India is not just consuming content faster than ever before; it is also forgetting it faster
NATIONAL, 27 MAY, 2026, GPN/ By Mr. KARAN MEHTA:
In today’s digital-first world, brands are no longer competing only with competitors. They are competing with notifications, reels, memes, trending audio, short videos, live commerce, and endless scrolling. Attention has become the most expensive currency in marketing, and most brands are losing the battle within the first three seconds.
Consumers today decide instantly whether a brand deserves their time. If the messaging feels slow, generic, or irrelevant, they move on without hesitation. This shift is fundamentally changing how marketing works in India.
For years, brands focused heavily on visibility. The assumption was simple: if consumers repeatedly saw a product, they would eventually engage with it. But the modern consumer behaves differently. Exposure no longer guarantees attention, and attention no longer guarantees trust.
The average digital user today is overloaded with information from every direction. As a result, people have subconsciously developed “scroll behaviour.”
They filter content at extreme speed, often making decisions emotionally before rationally. This means brands have only a few moments to create impact, establish relevance, and trigger curiosity.
The biggest mistake brands continue to make is prioritising volume over value. More ads, more content, and more campaigns do not automatically create stronger engagement. In fact, excessive communication often pushes consumers away. What works today is precision, saying the right thing, in the simplest way possible, at the right moment.
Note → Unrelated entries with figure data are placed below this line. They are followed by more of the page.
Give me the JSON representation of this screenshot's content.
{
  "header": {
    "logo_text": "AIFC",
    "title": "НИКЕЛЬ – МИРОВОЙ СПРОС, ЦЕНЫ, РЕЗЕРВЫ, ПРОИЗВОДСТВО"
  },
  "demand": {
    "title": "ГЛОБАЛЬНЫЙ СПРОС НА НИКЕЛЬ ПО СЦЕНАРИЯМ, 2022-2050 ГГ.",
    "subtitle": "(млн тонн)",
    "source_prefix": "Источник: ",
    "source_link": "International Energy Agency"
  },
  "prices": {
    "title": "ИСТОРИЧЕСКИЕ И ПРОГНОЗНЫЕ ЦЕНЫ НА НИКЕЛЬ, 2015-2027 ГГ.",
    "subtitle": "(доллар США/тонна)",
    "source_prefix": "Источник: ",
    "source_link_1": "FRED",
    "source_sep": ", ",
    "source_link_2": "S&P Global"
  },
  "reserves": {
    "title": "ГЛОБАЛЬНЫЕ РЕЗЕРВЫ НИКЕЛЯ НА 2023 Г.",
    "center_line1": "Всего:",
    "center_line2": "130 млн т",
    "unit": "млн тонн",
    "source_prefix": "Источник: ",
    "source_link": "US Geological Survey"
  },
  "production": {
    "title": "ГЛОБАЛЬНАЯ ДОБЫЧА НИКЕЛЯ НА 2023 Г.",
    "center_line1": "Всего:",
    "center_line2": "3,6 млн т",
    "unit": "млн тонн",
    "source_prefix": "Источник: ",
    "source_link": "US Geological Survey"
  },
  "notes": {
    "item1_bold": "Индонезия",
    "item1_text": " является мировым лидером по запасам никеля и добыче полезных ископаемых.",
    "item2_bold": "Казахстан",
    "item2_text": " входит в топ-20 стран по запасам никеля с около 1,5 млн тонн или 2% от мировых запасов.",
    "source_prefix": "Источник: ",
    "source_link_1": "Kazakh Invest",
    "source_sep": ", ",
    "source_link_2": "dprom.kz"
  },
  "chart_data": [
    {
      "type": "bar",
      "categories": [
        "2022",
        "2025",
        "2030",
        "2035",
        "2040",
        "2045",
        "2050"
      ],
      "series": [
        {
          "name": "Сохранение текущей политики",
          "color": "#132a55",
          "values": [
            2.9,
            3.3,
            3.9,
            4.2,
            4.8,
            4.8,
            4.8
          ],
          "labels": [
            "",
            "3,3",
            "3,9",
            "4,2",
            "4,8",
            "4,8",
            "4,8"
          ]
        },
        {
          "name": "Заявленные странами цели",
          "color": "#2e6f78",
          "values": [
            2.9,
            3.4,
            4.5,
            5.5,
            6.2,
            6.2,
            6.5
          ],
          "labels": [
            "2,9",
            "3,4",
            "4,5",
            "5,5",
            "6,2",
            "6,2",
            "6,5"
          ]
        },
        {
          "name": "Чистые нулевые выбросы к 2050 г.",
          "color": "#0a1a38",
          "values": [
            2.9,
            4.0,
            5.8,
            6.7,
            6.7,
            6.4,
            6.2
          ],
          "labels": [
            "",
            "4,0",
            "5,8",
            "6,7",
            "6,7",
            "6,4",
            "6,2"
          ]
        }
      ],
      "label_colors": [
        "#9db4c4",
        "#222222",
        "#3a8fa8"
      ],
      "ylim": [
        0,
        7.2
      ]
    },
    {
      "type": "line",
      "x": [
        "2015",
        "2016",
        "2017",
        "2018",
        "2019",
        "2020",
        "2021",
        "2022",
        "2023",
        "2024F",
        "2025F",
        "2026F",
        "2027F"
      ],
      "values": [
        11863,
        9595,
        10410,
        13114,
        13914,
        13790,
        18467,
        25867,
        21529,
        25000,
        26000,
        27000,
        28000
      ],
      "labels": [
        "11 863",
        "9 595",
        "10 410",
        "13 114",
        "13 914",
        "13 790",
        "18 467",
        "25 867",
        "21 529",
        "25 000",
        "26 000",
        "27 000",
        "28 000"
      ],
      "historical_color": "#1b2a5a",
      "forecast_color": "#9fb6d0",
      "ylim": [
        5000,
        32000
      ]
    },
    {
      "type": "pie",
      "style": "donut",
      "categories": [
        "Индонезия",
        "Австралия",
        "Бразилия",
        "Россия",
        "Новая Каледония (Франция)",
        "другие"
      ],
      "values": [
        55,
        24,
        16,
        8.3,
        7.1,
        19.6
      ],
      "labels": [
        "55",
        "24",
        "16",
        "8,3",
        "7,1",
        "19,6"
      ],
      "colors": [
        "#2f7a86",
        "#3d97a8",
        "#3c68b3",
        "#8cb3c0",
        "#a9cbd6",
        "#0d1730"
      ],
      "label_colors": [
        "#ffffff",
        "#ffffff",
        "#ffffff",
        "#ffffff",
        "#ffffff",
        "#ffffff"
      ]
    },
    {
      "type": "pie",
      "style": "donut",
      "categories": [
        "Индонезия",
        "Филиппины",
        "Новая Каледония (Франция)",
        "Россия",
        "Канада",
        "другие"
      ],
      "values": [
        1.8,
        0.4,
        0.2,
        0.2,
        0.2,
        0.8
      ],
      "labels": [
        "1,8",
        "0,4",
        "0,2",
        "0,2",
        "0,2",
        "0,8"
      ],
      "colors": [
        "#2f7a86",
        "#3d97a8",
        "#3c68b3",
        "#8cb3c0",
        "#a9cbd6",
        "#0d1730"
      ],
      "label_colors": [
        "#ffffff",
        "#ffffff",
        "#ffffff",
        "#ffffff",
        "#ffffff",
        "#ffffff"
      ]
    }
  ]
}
The rise of short-form content platforms has accelerated this behavioural shift. Audiences now expect communication to be visual, direct, fast, and emotionally engaging. Long explanations are being replaced by sharp storytelling. Consumers no longer want to “understand” brands slowly; they want to “feel” brands instantly.
This is why authenticity has become a powerful differentiator. Modern audiences can quickly identify manufactured messaging. They connect more deeply with brands that sound human, relatable, and clear. In an era of shrinking attention spans, simplicity is not weakness, it is strategy.
Another major shift is the rise of mobile-first behaviour across India. For millions of users, the smartphone is the primary gateway to information, shopping, entertainment, and decision-making. This has transformed how brands design experiences. Every second of loading time, every unnecessary click, and every confusing interface directly impacts engagement.
The future of marketing will belong to brands that reduce friction. Consumers do not want complicated journeys. They want speed, clarity, and convenience. The brands winning today are not necessarily the loudest; they are the easiest to understand and interact with.
Data and technology are also reshaping marketing decisions. Brands now have access to deeper consumer insights than ever before. But the real advantage is not in collecting data, it is in interpreting human behaviour correctly. Successful marketing today is less about selling products and more about understanding intent.
At the same time, emotional relevance remains irreplaceable. People may forget campaigns quickly, but they remember how brands make them feel. This is especially true in India, where cultural nuance, language familiarity, relatability, and trust heavily influence consumer behaviour.
As attention spans continue to shrink, brands must stop thinking like advertisers and start thinking like experience creators. Every interaction, whether it is a notification, a social media post, a landing page, or a customer support conversation, shapes perception.
The reality is simple: consumers are no longer giving brands unlimited chances to impress them. The window of attention is becoming smaller every day. Brands that adapt to this shift with speed, simplicity, authenticity, and relevance will survive and grow. Those who continue relying on outdated communication strategies risk becoming invisible in the digital noise.In the end, the future of marketing may not belong to the brands that speak the most. It will belong to the brands that are understood the fastest.